Enjeux environnementaux et transition énergétique
Le volet écologique est central. L’électrification des aires de stationnement, la rénovation énergétique des bâtiments et la réduction du trafic routier en périphérie figurent parmi les objectifs clés.
Offre commerciale et qualité de service pour les usagers
De nouveaux services sont attendus dans l’aérogare : commerces repensés, parcours voyageurs fluidifié, zones d’attente améliorées.
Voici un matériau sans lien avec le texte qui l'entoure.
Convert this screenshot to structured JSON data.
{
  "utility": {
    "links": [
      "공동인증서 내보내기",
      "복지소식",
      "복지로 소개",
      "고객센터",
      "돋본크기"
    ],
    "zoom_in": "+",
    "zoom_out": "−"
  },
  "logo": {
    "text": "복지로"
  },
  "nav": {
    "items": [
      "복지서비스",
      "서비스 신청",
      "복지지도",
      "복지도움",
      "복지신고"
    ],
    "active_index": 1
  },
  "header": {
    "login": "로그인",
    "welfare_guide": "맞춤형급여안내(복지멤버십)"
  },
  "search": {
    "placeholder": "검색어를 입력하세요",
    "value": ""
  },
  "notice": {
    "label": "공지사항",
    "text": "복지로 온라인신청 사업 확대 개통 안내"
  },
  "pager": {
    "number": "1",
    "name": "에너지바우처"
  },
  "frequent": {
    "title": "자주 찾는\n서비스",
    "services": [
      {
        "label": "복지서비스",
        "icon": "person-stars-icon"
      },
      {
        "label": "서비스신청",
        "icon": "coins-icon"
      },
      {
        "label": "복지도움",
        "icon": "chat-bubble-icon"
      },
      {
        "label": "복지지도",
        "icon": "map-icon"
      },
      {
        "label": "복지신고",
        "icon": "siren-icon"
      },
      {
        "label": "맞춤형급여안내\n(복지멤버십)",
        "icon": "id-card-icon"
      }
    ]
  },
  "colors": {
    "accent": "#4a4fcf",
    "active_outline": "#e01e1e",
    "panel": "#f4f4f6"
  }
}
L’expérience client est un levier important pour redorer l’image de l’aéroport nantais.
Priorités du nouveau contrat de concession :
- Modernisation complète des installations techniques et commerciales
- Transition énergétique avec réduction des émissions
- Amélioration de l’accueil et des services pour les passagers
- Optimisation logistique sans agrandissement de la piste
- Intégration dans une stratégie régionale de mobilité
« On attend une montée en gamme des services et une meilleure interconnexion avec la ville. »
Élise T.
Un futur aéroport mieux intégré aux lignes de tram et aux besoins locaux
L’un des enjeux majeurs du futur aménagement est une meilleure connexion avec les lignes de tram, les transports en commun et les mobilités douces. L’objectif est de désengorger les accès routiers, de fluidifier les arrivées et départs, et de renforcer le rôle de l’aéroport dans le maillage territorial.
Ce volet multimodal est d’autant plus stratégique qu’il permet de rapprocher Nantes Atlantique des standards des grands aéroports régionaux européens. Il vise aussi à répondre à une demande croissante de transports durables, notamment chez les jeunes voyageurs.
Les premières esquisses du projet montrent une volonté d’inscrire l’aéroport dans une logique de mobilité partagée, complémentaire aux plans climat régionaux et aux objectifs de réduction des gaz à effet de serre.
« On espère voir enfin une liaison directe en tram, ce serait une vraie révolution pour les navetteurs. »
Lina M.
Echéancier des étapes clés d’ici 2026 :
| Étape | Période prévue |
|---|---|
| Analyse des offres concessionnaires | 2025 |
| Fin des travaux d’urgence | Fin 2026 |
| Signature du contrat de concession | Deuxième semestre 2026 |
| Lancement officiel du nouveau projet | Début 2027 |
Le chantier de la transition ne fait que commencer. À l’horizon 2027, Nantes Atlantique pourrait bien devenir un exemple de reconversion maîtrisée, entre performance, écologie et service public.
Voyageur régulier ou simple observateur, votre avis compte. Pensez-vous que la modernisation prévue est suffisante ? Partagez vos idées en commentaire !
Modernisation : oui. Mais quoique l’on dise cet aéroport restera de portée limitée économiquement car enclavé dans le tissu urbain (habitat et foncier économique) mal desservi par le réseau viaire, la halte ferroviaire ne réglera pas son accessibilité. Et, il restera source de pollution sonore pour les riverains.